Carnitas With Pico De Gallo - cooking recipe

Ingredients
    1 tablespoon olive oil
    6 pounds boneless pork shoulder
    1 cup ground cumin
    4 dried New Mexico chiles, seeded and cut into 1/2 inch pieces
    1 onion, quartered
    6 cloves garlic, halved
    1 jalapeno pepper, seeded and minced
    6 cups water
    6 tomatoes, chopped
    1 onion, chopped
    2 tomatillos, husked and chopped
    2 jalapeno pepper, seeded and minced
    1/3 cup lime juice
    1 tablespoon salt
    1/4 teaspoon ground black pepper
Preparation
    Heat the olive oil in a large skillet over medium-high heat. Sear the pork in the hot oil until browned on all sides, about 10 minutes.
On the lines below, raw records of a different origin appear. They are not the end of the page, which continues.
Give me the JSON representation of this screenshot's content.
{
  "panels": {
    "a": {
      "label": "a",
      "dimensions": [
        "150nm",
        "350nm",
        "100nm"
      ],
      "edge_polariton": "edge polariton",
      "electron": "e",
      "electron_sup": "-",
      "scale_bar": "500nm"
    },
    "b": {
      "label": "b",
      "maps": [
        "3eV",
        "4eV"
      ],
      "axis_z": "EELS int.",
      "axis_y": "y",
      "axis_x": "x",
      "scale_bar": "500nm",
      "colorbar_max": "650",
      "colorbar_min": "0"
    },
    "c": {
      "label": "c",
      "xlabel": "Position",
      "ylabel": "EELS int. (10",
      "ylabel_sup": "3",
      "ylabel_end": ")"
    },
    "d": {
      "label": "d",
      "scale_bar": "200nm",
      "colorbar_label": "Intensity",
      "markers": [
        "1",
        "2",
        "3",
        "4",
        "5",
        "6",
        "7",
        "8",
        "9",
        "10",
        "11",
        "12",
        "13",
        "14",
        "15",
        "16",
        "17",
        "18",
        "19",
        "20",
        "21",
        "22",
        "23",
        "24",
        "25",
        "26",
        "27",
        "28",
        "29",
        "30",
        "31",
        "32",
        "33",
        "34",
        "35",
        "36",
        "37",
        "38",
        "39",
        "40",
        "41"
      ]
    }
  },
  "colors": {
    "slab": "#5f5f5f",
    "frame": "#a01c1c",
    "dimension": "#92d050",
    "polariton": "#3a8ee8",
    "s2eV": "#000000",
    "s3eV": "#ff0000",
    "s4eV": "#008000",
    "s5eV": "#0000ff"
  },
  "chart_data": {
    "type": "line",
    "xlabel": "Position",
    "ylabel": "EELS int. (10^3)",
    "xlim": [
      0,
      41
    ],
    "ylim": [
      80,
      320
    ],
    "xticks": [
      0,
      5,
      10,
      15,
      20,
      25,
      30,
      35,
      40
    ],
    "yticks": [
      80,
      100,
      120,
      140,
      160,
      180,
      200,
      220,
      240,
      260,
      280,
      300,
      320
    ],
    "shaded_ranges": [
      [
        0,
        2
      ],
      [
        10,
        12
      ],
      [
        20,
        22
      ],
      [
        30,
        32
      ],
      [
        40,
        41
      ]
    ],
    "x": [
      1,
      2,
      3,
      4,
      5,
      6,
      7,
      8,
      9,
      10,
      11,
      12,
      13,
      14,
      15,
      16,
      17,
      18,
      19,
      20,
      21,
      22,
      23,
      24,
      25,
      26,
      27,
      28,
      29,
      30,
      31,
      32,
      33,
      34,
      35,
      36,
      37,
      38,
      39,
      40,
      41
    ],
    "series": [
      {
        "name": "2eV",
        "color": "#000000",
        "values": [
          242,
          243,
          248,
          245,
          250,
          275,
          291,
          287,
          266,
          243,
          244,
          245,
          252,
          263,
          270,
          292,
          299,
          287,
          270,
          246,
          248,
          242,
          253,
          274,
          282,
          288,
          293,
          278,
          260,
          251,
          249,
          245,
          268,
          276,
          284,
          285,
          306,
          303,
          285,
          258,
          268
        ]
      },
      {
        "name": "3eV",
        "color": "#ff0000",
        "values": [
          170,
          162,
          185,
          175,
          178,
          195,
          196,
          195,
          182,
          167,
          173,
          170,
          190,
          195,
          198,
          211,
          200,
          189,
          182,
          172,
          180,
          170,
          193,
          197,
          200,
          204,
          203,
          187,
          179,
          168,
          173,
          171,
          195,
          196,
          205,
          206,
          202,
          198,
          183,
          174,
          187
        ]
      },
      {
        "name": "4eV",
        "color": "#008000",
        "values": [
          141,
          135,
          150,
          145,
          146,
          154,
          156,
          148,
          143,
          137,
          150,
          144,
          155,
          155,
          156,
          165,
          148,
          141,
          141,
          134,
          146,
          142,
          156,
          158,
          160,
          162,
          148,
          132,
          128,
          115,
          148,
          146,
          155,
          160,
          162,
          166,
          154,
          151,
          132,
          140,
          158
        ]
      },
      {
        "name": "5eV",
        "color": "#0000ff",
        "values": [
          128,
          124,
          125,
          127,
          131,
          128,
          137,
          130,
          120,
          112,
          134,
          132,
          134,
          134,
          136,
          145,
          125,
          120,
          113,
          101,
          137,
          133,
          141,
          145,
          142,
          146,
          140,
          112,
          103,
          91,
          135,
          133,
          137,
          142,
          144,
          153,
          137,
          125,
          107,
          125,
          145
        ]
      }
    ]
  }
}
Place into a slow cooker along with the cumin, New Mexico chiles, quartered onion, garlic, and 1 minced jalapeno pepper. Pour in the water, cover, and cook on High for 6 to 8 hours, then reduce heat to Low and cook until the pork is tender and easily shredded, 12 to 16 hours more. Once cooked, remove the pork and vegetables to a large bowl and shred finely with two forks. Mix in enough cooking liquid to moisten the meat to your taste.
    Prepare the pico de gallo 2 to 6 hours before the carnitas will be ready. Combine the tomatoes, onion, tomatillos, and 2 minced jalapeno peppers in a mixing bowl. Season with lime juice, salt, and pepper. Mix well, and refrigerate until ready to serve.